How To Keep Your Job During Recession : 6 Ways to Keep Yourself Employed

How To Keep Your Job During Recession

When the economy goes south and your company asks you to take a pay cut, stay home and watch the kids or just go ahead and retire, it’s tempting just to head for the hills. But you’re not welcome in most of those other places either. Taking a job at another company might be your best bet for keeping yourself employed. Working for different employers gives you access to fresh people and new skills that can translate into any number of positions in a new economy. And when layoffs happen at one company after another, hiring outside means staying connected to friends, family and colleagues so no one is left high and dry. Here are six tips How To Keep Your Job During Recession and to keep yourself employed during a recession.

Keep up on current affairs and related topics

It’s easy to feel alone and disconnected in a down economy, but keep yourself up to date with the news. Pay attention to what’s happening politically, what’s happening in the economy, and what’s happening in the world. Learn why things are happening the way they are. You can find a lot of information on the internet and it’s worth your time to learn how the current system works. You don’t have to be an expert, but you do need to be familiar with the basic facts. Keep up with current affairs related to your industry and find out what’s going on with labor laws and hiring patterns in your area. It’s also worth keeping an eye on debates happening locally and nationally. If there’s a particular topic that you’re interested in, there’s a good chance you can find a web site or social media group that’s discussing it. Keeping up-to-date on current affairs and related topics will help you frame your own thinking and career goals.

Network like crazy

It’s easy to think that the only way to find a job is to cold-call or send out mass emails to every employer in your contacts. But that might not be the best approach if you want to keep yourself employed. Employers and human resources departments don’t have time for the volume of messages — and especially not for “noise” from random people — that you do by networking. Networking is about building relationships and staying connected to people you know. Start by reaching out to friends and family members, then expand your network by reaching out to people you went to school with, your colleagues, former teachers, coaches and mentors. Be persistent, but keep it light and casual. You don’t have to be a networking expert, but you do need to have a basic idea of how networking works. Employers and human resources departments don’t have time to teach you the rules of networking, but they probably do have time to meet with you. Learn the basic rules of good networking and then follow them. Networking is a time-consuming activity that won’t get you a job, but it will make you much more valuable to employers and human resources departments if you do find a job.

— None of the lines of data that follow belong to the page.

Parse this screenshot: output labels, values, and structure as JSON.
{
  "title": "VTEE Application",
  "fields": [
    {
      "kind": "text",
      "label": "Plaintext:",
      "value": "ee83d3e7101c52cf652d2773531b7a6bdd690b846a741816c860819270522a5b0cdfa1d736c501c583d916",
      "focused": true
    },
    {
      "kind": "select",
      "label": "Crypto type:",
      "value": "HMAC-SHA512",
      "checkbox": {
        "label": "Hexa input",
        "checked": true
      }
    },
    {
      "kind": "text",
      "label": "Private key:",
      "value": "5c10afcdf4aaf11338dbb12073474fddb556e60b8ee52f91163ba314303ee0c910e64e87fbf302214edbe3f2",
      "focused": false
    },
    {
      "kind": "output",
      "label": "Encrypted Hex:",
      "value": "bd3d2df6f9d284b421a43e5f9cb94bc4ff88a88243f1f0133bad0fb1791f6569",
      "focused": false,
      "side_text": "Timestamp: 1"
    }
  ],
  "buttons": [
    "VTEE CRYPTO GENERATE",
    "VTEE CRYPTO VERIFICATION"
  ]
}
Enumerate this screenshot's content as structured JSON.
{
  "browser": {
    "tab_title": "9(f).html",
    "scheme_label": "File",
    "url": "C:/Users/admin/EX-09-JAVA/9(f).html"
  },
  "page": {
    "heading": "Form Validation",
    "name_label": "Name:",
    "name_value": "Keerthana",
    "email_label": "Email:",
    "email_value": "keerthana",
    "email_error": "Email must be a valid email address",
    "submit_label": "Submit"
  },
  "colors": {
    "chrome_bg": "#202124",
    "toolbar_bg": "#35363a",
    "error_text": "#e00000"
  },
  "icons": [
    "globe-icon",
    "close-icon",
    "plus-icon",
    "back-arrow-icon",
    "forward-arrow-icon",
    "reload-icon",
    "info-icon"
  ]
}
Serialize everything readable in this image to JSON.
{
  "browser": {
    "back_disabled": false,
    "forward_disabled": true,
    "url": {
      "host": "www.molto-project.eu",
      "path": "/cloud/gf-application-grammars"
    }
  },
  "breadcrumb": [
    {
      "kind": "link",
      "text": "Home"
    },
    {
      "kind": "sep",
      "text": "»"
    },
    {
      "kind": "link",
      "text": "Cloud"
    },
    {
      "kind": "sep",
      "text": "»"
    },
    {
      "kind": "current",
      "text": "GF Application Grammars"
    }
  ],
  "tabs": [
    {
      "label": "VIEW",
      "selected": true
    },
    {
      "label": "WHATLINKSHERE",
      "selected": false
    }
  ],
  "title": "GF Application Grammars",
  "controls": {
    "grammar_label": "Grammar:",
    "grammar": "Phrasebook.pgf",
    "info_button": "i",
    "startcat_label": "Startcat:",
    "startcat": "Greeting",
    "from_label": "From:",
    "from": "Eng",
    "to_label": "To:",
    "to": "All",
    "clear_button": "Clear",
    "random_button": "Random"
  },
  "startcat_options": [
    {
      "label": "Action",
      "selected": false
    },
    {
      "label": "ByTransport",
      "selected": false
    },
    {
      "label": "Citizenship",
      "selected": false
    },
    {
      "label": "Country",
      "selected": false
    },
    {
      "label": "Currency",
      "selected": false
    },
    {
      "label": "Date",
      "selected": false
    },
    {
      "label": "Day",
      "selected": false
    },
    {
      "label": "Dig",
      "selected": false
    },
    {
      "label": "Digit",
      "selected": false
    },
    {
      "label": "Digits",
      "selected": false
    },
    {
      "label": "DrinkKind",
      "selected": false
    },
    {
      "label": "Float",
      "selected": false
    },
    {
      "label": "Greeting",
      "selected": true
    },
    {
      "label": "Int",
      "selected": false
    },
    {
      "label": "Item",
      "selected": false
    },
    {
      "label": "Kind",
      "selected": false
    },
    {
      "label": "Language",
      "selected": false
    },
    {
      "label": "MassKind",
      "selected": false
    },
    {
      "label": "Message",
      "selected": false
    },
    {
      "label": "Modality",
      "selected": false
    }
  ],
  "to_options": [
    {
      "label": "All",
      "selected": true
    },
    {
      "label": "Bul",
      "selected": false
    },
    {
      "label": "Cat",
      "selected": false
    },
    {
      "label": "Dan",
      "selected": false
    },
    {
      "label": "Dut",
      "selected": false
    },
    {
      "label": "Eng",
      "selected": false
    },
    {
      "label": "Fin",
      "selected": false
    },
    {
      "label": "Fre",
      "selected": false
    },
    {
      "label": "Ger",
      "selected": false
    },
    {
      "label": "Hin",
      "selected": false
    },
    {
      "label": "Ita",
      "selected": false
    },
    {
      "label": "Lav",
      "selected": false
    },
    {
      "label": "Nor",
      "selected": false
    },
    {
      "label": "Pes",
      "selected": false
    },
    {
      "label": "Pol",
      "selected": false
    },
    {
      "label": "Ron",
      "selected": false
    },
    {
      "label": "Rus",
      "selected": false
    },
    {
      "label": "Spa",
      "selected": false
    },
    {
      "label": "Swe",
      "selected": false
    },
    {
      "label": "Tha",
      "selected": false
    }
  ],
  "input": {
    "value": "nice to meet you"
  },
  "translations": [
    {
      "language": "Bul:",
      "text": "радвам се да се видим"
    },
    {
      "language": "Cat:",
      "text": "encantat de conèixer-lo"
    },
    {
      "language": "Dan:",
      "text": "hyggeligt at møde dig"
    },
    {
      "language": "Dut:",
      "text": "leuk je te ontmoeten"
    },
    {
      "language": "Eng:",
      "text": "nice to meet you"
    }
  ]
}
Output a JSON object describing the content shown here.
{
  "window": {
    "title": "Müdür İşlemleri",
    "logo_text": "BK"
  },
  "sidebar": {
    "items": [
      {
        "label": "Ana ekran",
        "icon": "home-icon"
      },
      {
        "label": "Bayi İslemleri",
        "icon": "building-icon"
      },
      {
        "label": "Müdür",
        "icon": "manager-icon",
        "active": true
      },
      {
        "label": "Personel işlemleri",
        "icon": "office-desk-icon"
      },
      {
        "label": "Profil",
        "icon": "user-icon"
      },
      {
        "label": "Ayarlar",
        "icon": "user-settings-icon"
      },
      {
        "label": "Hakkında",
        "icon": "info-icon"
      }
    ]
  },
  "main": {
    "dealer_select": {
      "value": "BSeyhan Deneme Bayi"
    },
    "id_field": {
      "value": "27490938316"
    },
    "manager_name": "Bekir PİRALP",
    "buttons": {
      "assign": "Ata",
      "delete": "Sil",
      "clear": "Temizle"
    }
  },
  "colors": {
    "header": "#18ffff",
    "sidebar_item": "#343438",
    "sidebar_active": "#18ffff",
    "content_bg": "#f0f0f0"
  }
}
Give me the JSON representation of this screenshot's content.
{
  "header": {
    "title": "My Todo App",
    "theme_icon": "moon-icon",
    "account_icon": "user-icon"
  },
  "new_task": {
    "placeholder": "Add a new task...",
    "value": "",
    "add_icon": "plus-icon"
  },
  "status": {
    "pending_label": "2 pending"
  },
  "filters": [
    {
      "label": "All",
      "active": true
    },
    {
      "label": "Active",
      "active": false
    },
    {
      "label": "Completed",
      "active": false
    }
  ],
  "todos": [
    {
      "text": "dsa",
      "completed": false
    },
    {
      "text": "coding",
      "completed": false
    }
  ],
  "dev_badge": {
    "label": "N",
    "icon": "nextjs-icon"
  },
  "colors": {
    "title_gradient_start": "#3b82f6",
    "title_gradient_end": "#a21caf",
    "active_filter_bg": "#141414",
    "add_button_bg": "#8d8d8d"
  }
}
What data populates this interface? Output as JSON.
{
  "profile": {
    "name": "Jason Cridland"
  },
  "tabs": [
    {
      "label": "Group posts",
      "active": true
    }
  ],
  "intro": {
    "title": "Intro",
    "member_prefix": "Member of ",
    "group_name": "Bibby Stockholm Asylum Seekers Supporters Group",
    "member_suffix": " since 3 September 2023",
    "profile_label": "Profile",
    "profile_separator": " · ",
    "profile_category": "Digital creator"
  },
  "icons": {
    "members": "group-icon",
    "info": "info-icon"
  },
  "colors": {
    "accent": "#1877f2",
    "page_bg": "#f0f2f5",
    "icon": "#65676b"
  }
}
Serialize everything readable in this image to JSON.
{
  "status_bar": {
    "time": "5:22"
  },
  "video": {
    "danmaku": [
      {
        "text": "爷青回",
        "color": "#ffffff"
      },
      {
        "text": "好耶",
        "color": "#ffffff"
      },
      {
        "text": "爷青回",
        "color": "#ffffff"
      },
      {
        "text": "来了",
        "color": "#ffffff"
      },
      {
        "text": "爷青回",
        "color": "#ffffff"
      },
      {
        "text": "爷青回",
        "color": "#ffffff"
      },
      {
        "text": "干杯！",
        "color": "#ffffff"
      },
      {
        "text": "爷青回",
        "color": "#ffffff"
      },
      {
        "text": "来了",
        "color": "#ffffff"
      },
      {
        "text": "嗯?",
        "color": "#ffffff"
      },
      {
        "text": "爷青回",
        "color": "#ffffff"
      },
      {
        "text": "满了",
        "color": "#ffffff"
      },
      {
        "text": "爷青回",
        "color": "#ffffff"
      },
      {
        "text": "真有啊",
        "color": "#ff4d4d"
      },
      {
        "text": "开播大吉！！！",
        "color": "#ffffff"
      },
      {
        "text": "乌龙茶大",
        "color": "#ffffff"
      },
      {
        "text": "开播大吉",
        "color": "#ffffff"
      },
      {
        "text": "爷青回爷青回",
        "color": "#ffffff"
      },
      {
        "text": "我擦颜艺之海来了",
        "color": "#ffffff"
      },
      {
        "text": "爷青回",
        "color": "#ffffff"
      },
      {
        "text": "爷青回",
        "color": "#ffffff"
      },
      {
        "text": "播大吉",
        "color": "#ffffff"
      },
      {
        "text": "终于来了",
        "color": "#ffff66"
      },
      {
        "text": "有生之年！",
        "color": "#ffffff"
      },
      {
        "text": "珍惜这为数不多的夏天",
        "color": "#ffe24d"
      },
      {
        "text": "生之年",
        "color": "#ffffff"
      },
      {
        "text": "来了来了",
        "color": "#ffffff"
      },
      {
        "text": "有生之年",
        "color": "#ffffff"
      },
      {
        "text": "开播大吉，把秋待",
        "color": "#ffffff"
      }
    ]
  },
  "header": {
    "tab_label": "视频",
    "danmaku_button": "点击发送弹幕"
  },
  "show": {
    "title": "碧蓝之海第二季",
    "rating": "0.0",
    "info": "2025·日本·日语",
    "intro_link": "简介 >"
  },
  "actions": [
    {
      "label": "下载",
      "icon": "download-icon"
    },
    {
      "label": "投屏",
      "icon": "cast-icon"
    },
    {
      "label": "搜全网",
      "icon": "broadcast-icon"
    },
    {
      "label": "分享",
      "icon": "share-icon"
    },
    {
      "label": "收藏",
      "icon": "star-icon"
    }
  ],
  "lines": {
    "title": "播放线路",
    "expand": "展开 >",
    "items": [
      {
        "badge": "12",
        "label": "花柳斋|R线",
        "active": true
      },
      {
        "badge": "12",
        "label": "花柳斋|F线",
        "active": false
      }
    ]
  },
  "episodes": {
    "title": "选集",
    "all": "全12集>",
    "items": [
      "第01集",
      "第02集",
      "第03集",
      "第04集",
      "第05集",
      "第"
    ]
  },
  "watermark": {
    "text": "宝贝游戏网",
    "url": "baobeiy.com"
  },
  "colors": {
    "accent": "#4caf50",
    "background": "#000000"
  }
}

Attend career events and networking meetings

If you want to keep yourself employed during a recession, it’s worth attending career events and networking meetings. These are both ways to build your network and make new connections. They’re also both low-key ways to meet people who may have connections to employers who are hiring. You don’t have to go to all-night events to keep your schedule, but it’s worth keeping your options open. Even a few hours of your time, at the end of the day, can be worth a lot when it comes to keeping yourself employed. You’re not going to get much back from your time either. Employers, human resources departments and others in your field may have slots open in their calendars that they can’t fit anyone else in. It’s worth your time to keep yourself connected.

Don’t be afraid to ask for a job or promotion

It’s easy to be afraid to reach out to employers or human resources departments in a down economy. Reaching out, even with a simple, straightforward request, can be nerve-wracking, but it’s worth it. If you’re worried that you’ll be turned down, ask a trusted friend or relative what they think. If you’re concerned that something else is holding you back from a job or promotion, find out what it is. Don’t be afraid to ask for a job or promotion, but don’t do it for the sake of asking. Do it because it’s the right thing to do and it will keep you connected. It’s worth keeping yourself in the job-hunting loop. You’ll likely be asked to stay connected to friends, family and colleagues if a recession hits again.

Be honest — be ready to prove your value

In a down economy, employers are willing to give you a chance to prove your value, but they’ll be much more skeptical than usual. Be ready to prove your value to employers, and to prove that you have something to offer. Hone your résumé, job-search and networking skills to the point where you can present yourself as an expert. Prepare a few elevator pitches that illustrate the value you bring to a new employer. Network like crazy, build your network and attend career events. If you keep yourself connected, you’ll be ready when employers come knocking. If you find a new job, make sure you’re ready to prove your value to your new employers too.

Stay flexible and open-minded

In a down economy, employers are looking for people who are flexible, open-minded and willing to learn new skills. Employers may be willing to teach you new skills too. It’s worth your time to brush up on new technologies, to review your soft skills and to refine your résumé and job-search skills. It’s also worth your time to keep yourself open to new opportunities. As the economy slowly improves, you may find yourself able to take advantage of opportunities you wouldn’t have seen when the economy is down. If the economy goes into another recession — or if another one hits unexpectedly – you’ll be ready. Believe or not, the new opportunities will arise when other down. And you can always consider remote jobs as your choice. Many website like Jobgiga or Jobmidas have plenty available remote position you can try as alternatives.